Z czym zmagają się pisarze?
Dla wielu z nas chwila relaksu z książką i kubkiem ciepłej herbaty stanowi najlepszą formę rozrywki w chłodniejsze wieczory. Czasami możemy nie zdawać sobie sprawy, jak wiele pracy oraz wysiłku musi włożyć ktoś, kto stworzył dla nas to dzieło. Warto zwrócić uwagę i docenić, z czym mierzą się pisarze w trakcie swojej pracy.
Aspekty techniczne
Wbrew pozorom, stworzenie zarysu historii i fabuły wcale nie jest tak skomplikowane, chociaż wymaga naprawdę dużo ciężkiej pracy. Zdecydowanie większe schody zaczynają się w momencie, w którym chcemy już pokazać nasze dzieło światu. Coraz więcej osób zastanawia się, jak wydać książkę. Jest to naprawdę twardy orzech do zgryzienia szczególnie dla tych, którzy chcą dopiero zadebiutować na rynku wydawniczym. Prawda jest jednak taka, że trudno przebić się bez wyrobionej marki w innych dziedzinach życia. Większość pisarzy zanim rozpoczęła przygodę z literaturą, trudziła się zupełnie innymi formami zatrudnienia. Dobrym przykładem jest Remigiusz Mróz, który docelowo miał zostać prawnikiem lub adwokatem.
Brak weny
Chyba największy problem każdego, kto musi stworzyć dłuższą formę pisemną. Dotyczy to zarówno profesjonalnych pisarzy, jak również nastolatków chcących napisać esej lub rozprawkę na zajęciach z języka polskiego. Różne osoby zupełnie inaczej starają się poradzić właśnie z takimi problemami. Niektórzy na siłę próbują wykrzesać z siebie pokłady energii i napisać jeszcze kilka zdań, które potem przeradza się w kilkanaście i kończy na kilku stronach. Warto jednak zastanowić się, czy ma to sens.

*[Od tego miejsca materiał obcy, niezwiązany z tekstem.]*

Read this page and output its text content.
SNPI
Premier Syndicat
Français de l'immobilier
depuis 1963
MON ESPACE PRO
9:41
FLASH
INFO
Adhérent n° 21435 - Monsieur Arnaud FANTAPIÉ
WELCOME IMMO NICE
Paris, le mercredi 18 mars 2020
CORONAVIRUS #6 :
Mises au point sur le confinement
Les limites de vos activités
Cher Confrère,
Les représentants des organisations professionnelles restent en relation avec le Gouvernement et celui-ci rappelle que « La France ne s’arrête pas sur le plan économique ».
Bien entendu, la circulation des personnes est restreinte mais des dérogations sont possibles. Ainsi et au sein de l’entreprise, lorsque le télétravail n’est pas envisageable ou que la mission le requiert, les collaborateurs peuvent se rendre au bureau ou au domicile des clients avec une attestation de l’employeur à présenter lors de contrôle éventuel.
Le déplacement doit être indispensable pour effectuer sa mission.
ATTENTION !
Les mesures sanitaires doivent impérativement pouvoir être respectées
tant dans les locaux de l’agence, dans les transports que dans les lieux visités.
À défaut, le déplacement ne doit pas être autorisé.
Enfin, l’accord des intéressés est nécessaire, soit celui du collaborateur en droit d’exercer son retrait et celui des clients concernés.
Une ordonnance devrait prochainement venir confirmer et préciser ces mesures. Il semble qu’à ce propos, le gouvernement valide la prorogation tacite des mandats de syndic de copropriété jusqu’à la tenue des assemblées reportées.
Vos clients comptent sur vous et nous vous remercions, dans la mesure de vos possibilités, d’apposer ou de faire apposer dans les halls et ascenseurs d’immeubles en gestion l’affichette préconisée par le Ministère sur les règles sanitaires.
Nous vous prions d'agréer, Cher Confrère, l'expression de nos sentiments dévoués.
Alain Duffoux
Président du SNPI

Bardzo duża część pisarzy zdecydowanie zbyt ambitnie podchodzi do tego typu kwestii. W efekcie po spojrzeniu na poprzednie kilkadziesiąt stron z dystansu są zdegustowani i wyrzucają je do kosza. Najczęściej stosowaną przez nich zasadą w przypadku braku weny jest odejście od komputera i odcięcie się od pisanej przez nich historii, na przykład poprzez pójście na spacer.
Sposób dystrybucji
Sentyment do charakterystycznego zapachu oraz dotyku książek drukowanych pozostanie w nas na zawsze. Prawda jest jednak taka, że coraz rzadziej decydujemy się na ich zakup w tradycyjnej formie. Przerzucamy się na jedną z dwóch możliwości. Osoby chętnie słuchające czegoś "w tle", na przykład podczas jazdy samochodem czy gotowania, bardzo cenią sobie audiobooki. Z drugiej strony mamy tych zdegustowanych brakiem miejsca w walizce lub na półce. Dla tych stworzono ebooki - wszystkie książki możemy mieć na kilkunastu calach tabletu lub czytnika.